In the penultimate chapter of Why We’re Polarized, Ezra Klein argues that while the forces of polarization act on both major U.S. political parties, the Democratic party has managed to weather them whereas the Republican party has largely succumbed. That is, Republicans stand out for their growing violation of and downright hostility toward established norms. He multiplies examples to make the case at pp 228-9.

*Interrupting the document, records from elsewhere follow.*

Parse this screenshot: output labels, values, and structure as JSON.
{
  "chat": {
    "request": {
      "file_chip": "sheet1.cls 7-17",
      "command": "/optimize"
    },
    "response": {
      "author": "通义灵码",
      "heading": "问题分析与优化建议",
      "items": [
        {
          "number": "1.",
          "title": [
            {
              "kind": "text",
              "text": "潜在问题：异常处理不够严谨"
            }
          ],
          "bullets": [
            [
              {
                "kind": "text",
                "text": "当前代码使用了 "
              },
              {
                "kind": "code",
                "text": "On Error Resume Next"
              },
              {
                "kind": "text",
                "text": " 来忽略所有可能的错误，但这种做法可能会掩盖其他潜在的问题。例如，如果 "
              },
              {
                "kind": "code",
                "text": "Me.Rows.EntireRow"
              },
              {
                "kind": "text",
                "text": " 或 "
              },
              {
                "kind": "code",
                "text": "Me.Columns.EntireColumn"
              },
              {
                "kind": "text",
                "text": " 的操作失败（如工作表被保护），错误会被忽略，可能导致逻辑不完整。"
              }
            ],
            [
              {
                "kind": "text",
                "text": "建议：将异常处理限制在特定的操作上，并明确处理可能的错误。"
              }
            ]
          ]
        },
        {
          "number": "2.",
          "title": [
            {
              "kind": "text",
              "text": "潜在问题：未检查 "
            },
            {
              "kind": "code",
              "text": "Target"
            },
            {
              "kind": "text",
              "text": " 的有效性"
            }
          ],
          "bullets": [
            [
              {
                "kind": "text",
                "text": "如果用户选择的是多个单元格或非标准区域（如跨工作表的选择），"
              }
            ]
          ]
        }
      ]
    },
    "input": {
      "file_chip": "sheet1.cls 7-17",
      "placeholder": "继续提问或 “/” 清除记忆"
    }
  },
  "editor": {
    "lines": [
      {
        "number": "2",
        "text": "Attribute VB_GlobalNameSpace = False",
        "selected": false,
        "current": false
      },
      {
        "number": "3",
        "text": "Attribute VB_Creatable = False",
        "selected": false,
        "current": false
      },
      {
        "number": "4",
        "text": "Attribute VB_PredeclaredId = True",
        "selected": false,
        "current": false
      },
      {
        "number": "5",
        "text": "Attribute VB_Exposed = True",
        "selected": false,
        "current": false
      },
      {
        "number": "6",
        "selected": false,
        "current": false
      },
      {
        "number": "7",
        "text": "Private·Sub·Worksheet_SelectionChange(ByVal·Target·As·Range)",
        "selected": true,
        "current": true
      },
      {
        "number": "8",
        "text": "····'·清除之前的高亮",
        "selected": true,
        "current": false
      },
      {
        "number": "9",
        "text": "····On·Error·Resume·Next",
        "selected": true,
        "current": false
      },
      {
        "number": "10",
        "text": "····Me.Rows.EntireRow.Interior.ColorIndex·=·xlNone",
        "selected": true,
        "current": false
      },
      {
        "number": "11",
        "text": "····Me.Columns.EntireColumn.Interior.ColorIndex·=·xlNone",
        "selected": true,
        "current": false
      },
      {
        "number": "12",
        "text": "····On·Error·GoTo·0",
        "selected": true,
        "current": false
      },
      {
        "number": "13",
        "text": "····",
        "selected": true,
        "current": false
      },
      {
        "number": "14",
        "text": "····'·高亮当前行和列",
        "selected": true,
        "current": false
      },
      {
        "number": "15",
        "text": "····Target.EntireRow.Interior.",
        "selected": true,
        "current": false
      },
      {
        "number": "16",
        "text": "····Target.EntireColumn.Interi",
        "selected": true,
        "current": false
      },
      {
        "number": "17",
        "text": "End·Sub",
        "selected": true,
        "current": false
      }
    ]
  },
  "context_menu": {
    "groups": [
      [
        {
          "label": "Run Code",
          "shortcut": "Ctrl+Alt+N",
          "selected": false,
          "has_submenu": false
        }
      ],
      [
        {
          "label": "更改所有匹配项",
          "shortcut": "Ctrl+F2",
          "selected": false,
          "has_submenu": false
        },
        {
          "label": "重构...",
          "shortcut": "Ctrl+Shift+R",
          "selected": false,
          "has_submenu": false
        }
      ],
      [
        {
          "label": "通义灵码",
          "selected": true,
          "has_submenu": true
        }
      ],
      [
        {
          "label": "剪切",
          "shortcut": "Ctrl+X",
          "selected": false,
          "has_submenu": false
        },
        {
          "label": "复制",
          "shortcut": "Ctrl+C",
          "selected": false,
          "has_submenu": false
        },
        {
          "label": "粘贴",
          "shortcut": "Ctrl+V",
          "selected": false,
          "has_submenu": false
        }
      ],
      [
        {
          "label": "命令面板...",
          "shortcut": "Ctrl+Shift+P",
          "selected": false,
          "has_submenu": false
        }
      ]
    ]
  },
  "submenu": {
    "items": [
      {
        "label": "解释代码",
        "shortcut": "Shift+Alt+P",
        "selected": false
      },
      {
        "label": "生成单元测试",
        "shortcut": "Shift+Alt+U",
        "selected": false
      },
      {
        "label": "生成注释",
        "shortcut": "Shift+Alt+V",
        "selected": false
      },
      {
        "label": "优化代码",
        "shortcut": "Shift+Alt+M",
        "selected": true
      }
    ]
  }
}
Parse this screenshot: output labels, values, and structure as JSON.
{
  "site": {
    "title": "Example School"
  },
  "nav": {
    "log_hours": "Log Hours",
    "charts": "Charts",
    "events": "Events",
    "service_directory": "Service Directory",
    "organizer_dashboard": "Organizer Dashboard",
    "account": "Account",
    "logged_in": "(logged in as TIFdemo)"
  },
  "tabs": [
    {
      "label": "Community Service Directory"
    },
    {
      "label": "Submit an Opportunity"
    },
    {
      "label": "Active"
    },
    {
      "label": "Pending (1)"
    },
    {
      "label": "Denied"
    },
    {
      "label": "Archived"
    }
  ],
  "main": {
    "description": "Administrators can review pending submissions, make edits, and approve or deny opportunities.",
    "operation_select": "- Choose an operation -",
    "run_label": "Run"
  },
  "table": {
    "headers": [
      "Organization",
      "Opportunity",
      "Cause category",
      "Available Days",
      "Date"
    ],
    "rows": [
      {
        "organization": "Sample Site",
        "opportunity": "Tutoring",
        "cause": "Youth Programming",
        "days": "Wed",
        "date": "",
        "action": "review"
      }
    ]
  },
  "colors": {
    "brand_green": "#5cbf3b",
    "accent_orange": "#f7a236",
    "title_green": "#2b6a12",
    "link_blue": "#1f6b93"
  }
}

What accounts for the difference? Klein’s answer is that the forces of ideological sorting have made the Democratic party more internally diverse and the Republican party more internally homogenous: “Republicans are overwhelmingly dependent on white voters. Democrats are a coalition of liberal whites, African Americans, Hispanics, and Asians. Republicans are overwhelmingly dependent on Christians. Democrats are a coalition of liberal and nonwhite Christians, Jews, Muslims, New Agers, atheists, Buddhists, and so on. On the fixed versus fluid psychological dimensions…Republicans are overwhelmingly the party of fixed voters. But…Democrats are psychologically sorted only among white voters,” while psychological orientation aligns less with party affiliation among voters of color (230-1).

The upshot is that “Democrats need to go broad in order to win over their party and…they need to reach into right-leaning territory to win power. Republicans can afford to go deep” (231). And that means that Republicans can appeal to voters through appeals to group identity, whereas Democrats must use party platform and policy goals to unify a diverse collection of interest groups.